Ingrith’s scheme seems to work, and Maleficent is sent to an apparently watery grave with an iron bullet. But she’s saved by another winged fairy, Conall (Chiwetel Ejiofor), who has gathered his kind in an underground cavern where they can live free from the danger of the humans who seek to annihilate them. The more hotheaded among them, notably brooding Borra (Ed Skrein), will eventually decide to attack Ulstead, and after a long and frankly boring battle in which many of his companions are mowed down, Maleficent finally intervenes to save the day, although at great personal sacrifice which—as is obligatory in such fantasies—turns out to be reversible, and in an especially risible way.

None of this nonsense taxes the cast. Jolie looks as though she been sprayed-painted alabaster for the title role, and gets barely a mild chuckle for her supposedly strenuous efforts to add some human charm to Maleficent’s naturally forbidding personality, while Fanning successfully makes Aurora come across like a simpering drip. Ejiorfor is saddled with most of the extraordinarily dull message portions of the script, about the brutality of humans and the pain of underdogs abused by them, and none of the other members of his group—who resemble nothing more than Vultan’s Hawkmen from the old “Flash Gordon” stories—make much more than a fleeting impression. The attempt to give Sam Riley’s Diaval—Maleficent’s shape-shifting lieutenant—duties as both comic relief and hero fall flat, and the hideous effect of pasting the faces of Staunton, Temple and Manville onto tiny fairy bodies is as gruesome as it was the first time around; Dickinson comes across like a mannequin, and Lindsay an affable bumbler. As for Pfeiffer, she drips venom from the very start and only increases the steely nastiness to the very end. She wears her gowns and jewels well, though.
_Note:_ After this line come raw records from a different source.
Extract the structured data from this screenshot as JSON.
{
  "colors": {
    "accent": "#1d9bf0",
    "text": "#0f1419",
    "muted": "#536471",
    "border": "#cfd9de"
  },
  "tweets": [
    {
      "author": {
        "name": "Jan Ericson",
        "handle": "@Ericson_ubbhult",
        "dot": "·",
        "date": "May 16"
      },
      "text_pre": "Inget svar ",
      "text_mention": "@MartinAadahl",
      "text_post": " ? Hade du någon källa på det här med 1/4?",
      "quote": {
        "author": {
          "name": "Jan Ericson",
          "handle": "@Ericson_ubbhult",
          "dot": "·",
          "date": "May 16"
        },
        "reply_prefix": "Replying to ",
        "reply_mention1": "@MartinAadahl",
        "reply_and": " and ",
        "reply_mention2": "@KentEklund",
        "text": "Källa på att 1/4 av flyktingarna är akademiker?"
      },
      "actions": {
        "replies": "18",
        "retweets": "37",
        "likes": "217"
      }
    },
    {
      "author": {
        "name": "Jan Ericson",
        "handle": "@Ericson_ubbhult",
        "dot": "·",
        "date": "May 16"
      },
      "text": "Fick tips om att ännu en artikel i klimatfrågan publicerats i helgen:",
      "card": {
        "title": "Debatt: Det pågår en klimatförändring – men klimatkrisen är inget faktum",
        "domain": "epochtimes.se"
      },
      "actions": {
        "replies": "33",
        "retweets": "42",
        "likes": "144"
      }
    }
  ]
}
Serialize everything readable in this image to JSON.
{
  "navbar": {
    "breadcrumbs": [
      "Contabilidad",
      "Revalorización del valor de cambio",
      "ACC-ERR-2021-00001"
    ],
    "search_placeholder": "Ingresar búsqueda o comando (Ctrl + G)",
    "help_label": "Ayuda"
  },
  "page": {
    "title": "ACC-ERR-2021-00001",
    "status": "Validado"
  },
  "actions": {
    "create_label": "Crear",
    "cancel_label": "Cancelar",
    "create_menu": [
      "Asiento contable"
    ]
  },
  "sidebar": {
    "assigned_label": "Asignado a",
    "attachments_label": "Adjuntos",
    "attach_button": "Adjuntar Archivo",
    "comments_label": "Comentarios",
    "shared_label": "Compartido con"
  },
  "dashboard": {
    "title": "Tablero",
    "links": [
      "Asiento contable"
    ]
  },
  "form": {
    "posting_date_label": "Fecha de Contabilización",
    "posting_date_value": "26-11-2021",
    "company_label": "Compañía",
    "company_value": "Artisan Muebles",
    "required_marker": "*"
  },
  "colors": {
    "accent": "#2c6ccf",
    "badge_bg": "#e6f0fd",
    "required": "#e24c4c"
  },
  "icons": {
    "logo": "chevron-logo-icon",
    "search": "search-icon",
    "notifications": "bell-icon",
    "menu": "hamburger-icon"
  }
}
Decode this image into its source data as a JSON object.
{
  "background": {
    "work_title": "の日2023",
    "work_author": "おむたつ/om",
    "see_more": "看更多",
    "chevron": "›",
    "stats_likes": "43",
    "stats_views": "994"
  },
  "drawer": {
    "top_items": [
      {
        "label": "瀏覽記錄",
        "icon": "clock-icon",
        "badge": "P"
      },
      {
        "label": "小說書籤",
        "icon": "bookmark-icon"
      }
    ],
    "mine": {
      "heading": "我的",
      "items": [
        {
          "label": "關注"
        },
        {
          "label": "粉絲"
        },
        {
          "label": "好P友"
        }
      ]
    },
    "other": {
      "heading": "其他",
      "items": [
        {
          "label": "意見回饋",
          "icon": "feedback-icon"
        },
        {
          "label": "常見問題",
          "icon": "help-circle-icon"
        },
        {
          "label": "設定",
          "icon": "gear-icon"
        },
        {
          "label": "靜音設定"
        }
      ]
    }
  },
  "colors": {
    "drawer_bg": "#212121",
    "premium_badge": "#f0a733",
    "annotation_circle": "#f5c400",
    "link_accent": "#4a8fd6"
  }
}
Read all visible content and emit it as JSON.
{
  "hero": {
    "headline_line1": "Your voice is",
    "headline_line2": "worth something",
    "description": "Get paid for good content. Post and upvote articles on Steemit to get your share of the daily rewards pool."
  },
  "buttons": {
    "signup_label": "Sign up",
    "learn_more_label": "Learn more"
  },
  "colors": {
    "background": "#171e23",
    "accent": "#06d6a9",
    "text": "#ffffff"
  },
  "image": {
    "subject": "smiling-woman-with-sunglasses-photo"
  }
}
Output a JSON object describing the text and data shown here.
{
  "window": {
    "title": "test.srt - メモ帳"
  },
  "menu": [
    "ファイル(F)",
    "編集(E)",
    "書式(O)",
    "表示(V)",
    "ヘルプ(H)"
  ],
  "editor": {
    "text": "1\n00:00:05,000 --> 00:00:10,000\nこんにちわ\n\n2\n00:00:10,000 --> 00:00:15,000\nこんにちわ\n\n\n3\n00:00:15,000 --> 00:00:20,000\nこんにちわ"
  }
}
One shouldn’t be too harsh about the work of director Joachim Rønning, who’s reduced to the role of traffic cop in a piece like this, but editors Laura Jennings and Craig Wood must take blame for the sluggishness of the expository sequences and the confusedly hectic tone of many of the action ones. It’s hard to gauge the quality of Henry Braham’s cinematography overall, since the visuals are so often overwhelmed by the CGI; but Ellen Mirojnick’s costumes are certainly eye-catching, though Patrick Tatopolous’ production design too often has the appearance of cheesy model work. Geoff Zanelli’s score tries to puff things up mechanically, and the effects are extremely variable—some good, others mediocre, and most tiresome.

Among these blowsy Disney sort-of-live-action extravaganzas, “Maleficent: Mistress of Evil” falls into the same category as last year’s bomb, “The Nutcracker and the Four Realms,” as well as “Alice Through the Looking-Glass.” It’s a poorly written piece, encumbered by an avalanche of effects, that exhausts rather than exhilarates. A dose of Geritol might be prescribed for the franchise; the over-the-counter elixir has plenty of iron in it, which is just what Maleficent needs.